При правлении норманнов, этих великих цивилизаторов западного мира, этих великих и энергичных организаторов, строителей храмов и башен, он постепенно превратился в прекрасную столицу, главный город Ирландии, второй город в империи. Сначала зачатки столицы были сосредоточены вокруг замка, как туманности вокруг центрального солнца, и от этой точки город разошелся к западу и к югу; с юга – О’Брайаны, с запада – О’Конноры, с севера – О’Нейлы постоянно угрожали границам, но никогда не могли завоевать город, никогда не могли изгнать храбрый норманнский гарнизон, который поставил свои знамена на стене замка. В этом замке в ходе семи сот лет его существования ни один ирландец из древней расы никогда не правил ни единого часа.
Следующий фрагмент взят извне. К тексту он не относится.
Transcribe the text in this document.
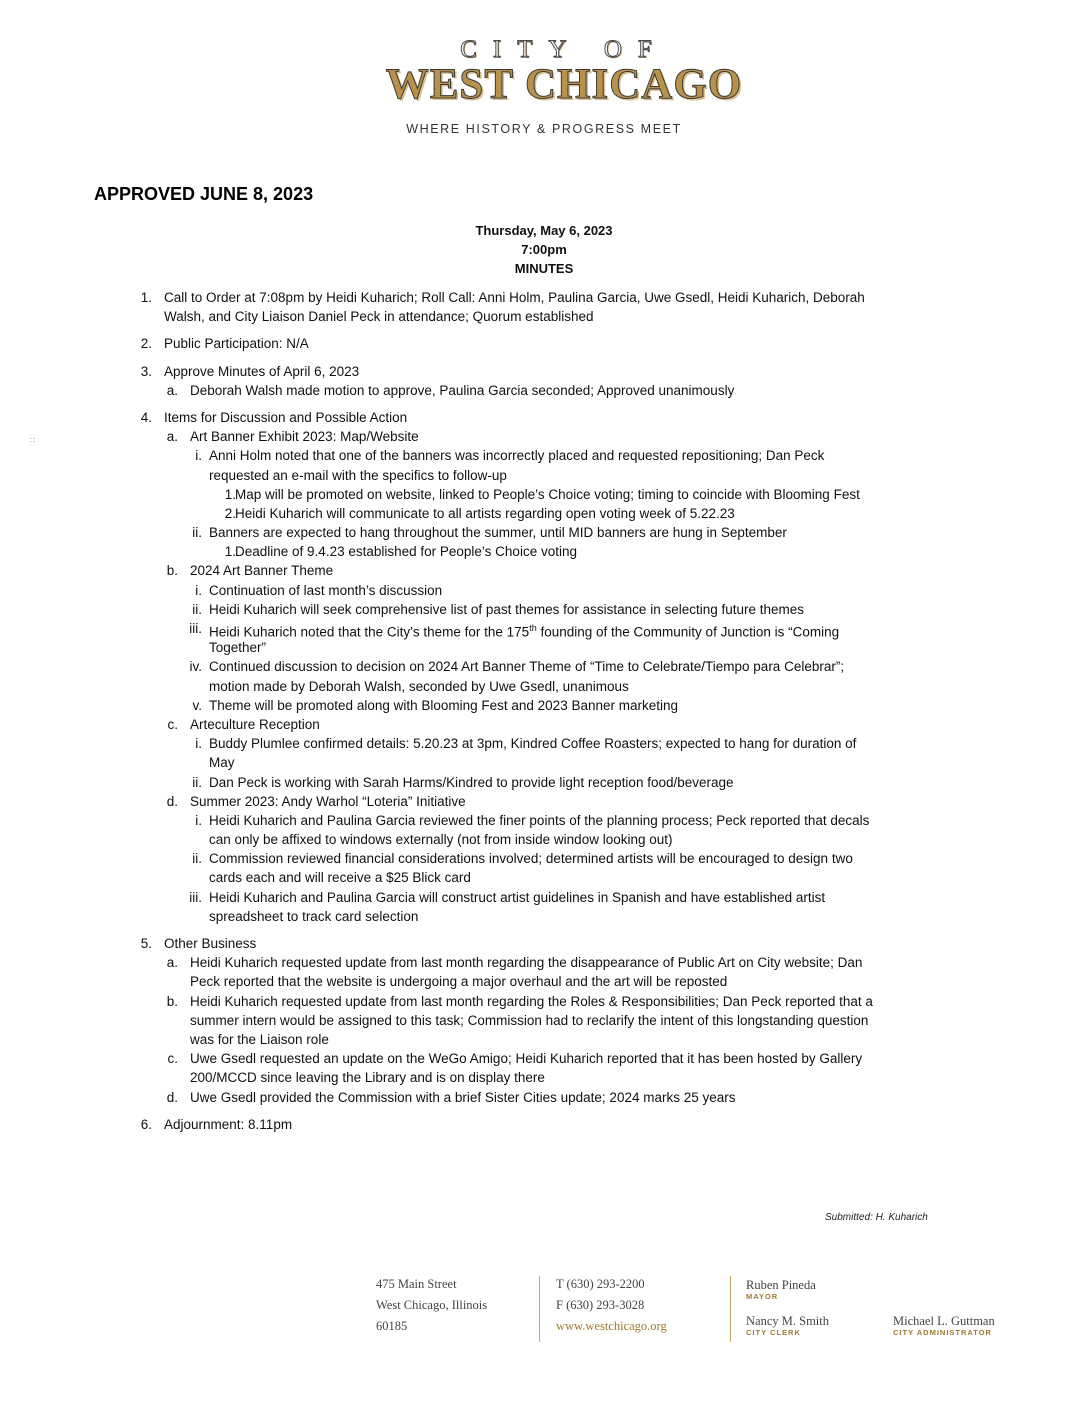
CITY OF
WEST CHICAGO
WHERE HISTORY & PROGRESS MEET
∷
APPROVED JUNE 8, 2023
Thursday, May 6, 2023
7:00pm
MINUTES
1. Call to Order at 7:08pm by Heidi Kuharich; Roll Call: Anni Holm, Paulina Garcia, Uwe Gsedl, Heidi Kuharich, Deborah
Walsh, and City Liaison Daniel Peck in attendance; Quorum established
2. Public Participation: N/A
3. Approve Minutes of April 6, 2023
a. Deborah Walsh made motion to approve, Paulina Garcia seconded; Approved unanimously
4. Items for Discussion and Possible Action
a. Art Banner Exhibit 2023: Map/Website
i. Anni Holm noted that one of the banners was incorrectly placed and requested repositioning; Dan Peck
requested an e-mail with the specifics to follow-up
1. Map will be promoted on website, linked to People’s Choice voting; timing to coincide with Blooming Fest
2. Heidi Kuharich will communicate to all artists regarding open voting week of 5.22.23
ii. Banners are expected to hang throughout the summer, until MID banners are hung in September
1. Deadline of 9.4.23 established for People’s Choice voting
b. 2024 Art Banner Theme
i. Continuation of last month’s discussion
ii. Heidi Kuharich will seek comprehensive list of past themes for assistance in selecting future themes
iii. Heidi Kuharich noted that the City’s theme for the 175th founding of the Community of Junction is “Coming
Together”
iv. Continued discussion to decision on 2024 Art Banner Theme of “Time to Celebrate/Tiempo para Celebrar”;
motion made by Deborah Walsh, seconded by Uwe Gsedl, unanimous
v. Theme will be promoted along with Blooming Fest and 2023 Banner marketing
c. Arteculture Reception
i. Buddy Plumlee confirmed details: 5.20.23 at 3pm, Kindred Coffee Roasters; expected to hang for duration of
May
ii. Dan Peck is working with Sarah Harms/Kindred to provide light reception food/beverage
d. Summer 2023: Andy Warhol “Loteria” Initiative
i. Heidi Kuharich and Paulina Garcia reviewed the finer points of the planning process; Peck reported that decals
can only be affixed to windows externally (not from inside window looking out)
ii. Commission reviewed financial considerations involved; determined artists will be encouraged to design two
cards each and will receive a $25 Blick card
iii. Heidi Kuharich and Paulina Garcia will construct artist guidelines in Spanish and have established artist
spreadsheet to track card selection
5. Other Business
a. Heidi Kuharich requested update from last month regarding the disappearance of Public Art on City website; Dan
Peck reported that the website is undergoing a major overhaul and the art will be reposted
b. Heidi Kuharich requested update from last month regarding the Roles & Responsibilities; Dan Peck reported that a
summer intern would be assigned to this task; Commission had to reclarify the intent of this longstanding question
was for the Liaison role
c. Uwe Gsedl requested an update on the WeGo Amigo; Heidi Kuharich reported that it has been hosted by Gallery
200/MCCD since leaving the Library and is on display there
d. Uwe Gsedl provided the Commission with a brief Sister Cities update; 2024 marks 25 years
6. Adjournment: 8.11pm
Submitted: H. Kuharich
475 Main Street
West Chicago, Illinois
60185
T (630) 293-2200
F (630) 293-3028
www.westchicago.org
Ruben Pineda
MAYOR
Nancy M. Smith
CITY CLERK
Michael L. Guttman
CITY ADMINISTRATOR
И что у него за история – трагедия и блеск; венчанные и развенчанные монархи проходят по сцене и точно так же – сколько можно упомянуть трагических судеб вице-королей! Пирс Гавестон
[144], вице-король при короле Эдуарде – убит; Роджер Мортимер
[145]– Ласковый Мортимер – повешен на Тайберне; вице-король при короле Ричарде II убит О’Брайанами
[146]; на это сам король прибыл, дабы отомстить за его смерть, всего лишь за год до того, как сам он был столь безжалостно убит в замке Помфрет. Два вице-короля умерли от чумы; история умалчивает, к скольким из них относились как к зачумленным: одного обезглавили в Дрохеде, троих – на холме Тауэра. Среди имен прославленных правителей Дублина можно видеть имя принца Иоанна – мальчика-правителя тринадцати лет; принца Лионеля, сына Эдуарда III, который предъявил притязания на Клэр, в силу права своей жены, и принял титул Кларенса, завоевав его у О’Брайанов.